Gröschner: Nein. Wenn ich eins brauche, nutze ich Carsharing.

Volksstimme: Das Fahren mit einer bestimmten Linie war anfangs ein Berlin-Projekt. Jetzt haben Sie sich ein Netz erarbeitet, das sich durch die Welt zieht. Wie kam es dazu?

Gröschner: Ich bin in Berlin viele Jahre von Endstelle zu Endstelle gefahren, mit Linien, die auch in gewisser Hinsicht Grenzen überschritten haben. Das hatte ich für die Berlinbeilage einer Zeitung gemacht, die leider nach drei Jahren eingestellt wurde, aber ich wollte das Projekt unbedingt weitermachen. Ich habe die Idee ausgedehnt auf die Welt.

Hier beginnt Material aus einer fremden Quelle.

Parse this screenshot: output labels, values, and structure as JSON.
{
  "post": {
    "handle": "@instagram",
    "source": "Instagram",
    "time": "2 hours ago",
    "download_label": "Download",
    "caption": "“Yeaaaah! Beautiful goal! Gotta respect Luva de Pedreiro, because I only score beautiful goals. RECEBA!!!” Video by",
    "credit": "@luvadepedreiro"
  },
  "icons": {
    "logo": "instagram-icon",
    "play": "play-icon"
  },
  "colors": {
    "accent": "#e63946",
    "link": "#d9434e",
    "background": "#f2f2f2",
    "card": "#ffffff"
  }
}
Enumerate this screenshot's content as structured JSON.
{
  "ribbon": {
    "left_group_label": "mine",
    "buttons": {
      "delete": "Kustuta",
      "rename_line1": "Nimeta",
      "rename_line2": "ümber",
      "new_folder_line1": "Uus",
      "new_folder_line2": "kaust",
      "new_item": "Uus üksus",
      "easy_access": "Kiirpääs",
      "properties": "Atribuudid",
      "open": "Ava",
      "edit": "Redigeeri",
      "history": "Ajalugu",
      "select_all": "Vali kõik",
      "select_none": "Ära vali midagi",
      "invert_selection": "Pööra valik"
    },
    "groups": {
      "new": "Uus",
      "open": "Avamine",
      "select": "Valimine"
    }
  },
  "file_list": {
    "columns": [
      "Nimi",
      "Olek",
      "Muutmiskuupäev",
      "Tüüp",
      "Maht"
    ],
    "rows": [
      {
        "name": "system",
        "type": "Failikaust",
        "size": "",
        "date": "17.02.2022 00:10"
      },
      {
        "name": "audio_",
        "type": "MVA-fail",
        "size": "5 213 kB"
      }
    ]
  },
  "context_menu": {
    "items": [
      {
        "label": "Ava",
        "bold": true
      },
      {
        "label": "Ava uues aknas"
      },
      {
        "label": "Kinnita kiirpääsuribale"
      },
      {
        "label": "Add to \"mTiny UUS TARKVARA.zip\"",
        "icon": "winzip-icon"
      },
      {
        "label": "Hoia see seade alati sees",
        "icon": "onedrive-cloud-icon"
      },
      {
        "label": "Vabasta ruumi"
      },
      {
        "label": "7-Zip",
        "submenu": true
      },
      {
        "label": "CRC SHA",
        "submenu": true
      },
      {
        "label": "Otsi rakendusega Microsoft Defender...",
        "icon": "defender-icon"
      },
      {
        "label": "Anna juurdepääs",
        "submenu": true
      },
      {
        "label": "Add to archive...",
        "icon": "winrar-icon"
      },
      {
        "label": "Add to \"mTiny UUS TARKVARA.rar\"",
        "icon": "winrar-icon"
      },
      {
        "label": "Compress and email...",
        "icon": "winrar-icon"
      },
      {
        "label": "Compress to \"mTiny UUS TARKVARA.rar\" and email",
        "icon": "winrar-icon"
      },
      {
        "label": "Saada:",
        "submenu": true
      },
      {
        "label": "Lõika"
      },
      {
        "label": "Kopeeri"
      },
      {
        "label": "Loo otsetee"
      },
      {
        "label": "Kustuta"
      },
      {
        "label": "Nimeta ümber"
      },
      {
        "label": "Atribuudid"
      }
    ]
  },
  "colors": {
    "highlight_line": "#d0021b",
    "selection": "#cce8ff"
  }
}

Volksstimme: Leipzig, London, Istanbul, Buenos Aires. Wonach haben Sie sich Ihre Ziele ausgesucht?

Gröschner: Ich bin dorthin gereist, wo es mich durch Lesungen, durch Vorträge, auch durch Urlaub hingetragen hat. Und dort habe ich dann immer geschaut, ob es eine Linie 4 gibt.

Volksstimme: Sie haben sich nicht Rom, Paris oder Moskau ausgesucht, sondern zum Beispiel das kasachische Astana, das rumänische Temeswar oder Kasan und Tartu. Warum solche Exoten?

Gröschner: Ich bin durch Workshops und Lesungen gerade in Länder gekommen, die im Allgemeinen keine bevorzugten Touristenziele sind. Gerade Osteuropa finde ich sehr interessant, dort gibt es meistens eine Linie 4, ob nun Bus, Straßenbahn oder Trolleybus. In den großen Städten sind die Linien 4 häufig U-Bahnen. Mit denen fahre ich nicht, weil ich die Sicht nach außen hin nicht habe. Mir fehlt der Blick auf die Stadt. In meinem Text über Bielefeld kommt ein kleines Stückchen U-Bahn vor. Da fährt die Straßenbahn einfach ein paar Stationen unter der Erde.

"Es sind Reiseerzählungen, vieles ist verdichtet, literarisiert."

Volksstimme: Wie würden Sie Ihre Texte selbst beschreiben? Sind es Reisebilder, literarische Skizzen, Reportagen?

Gröschner: Sie haben etwas von Reisebildern, aber das hört sich etwas antiquiert an. Ich würde sagen, es sind Reiseerzählungen, denn vieles ist verdichtet, literarisiert. Reportage wäre auch nicht zutreffend.

Volksstimme: Sie haben Ihre Texte mit geschichtlichem Wissen untermauert. Haben Sie vorab oder nachträglich recherchiert?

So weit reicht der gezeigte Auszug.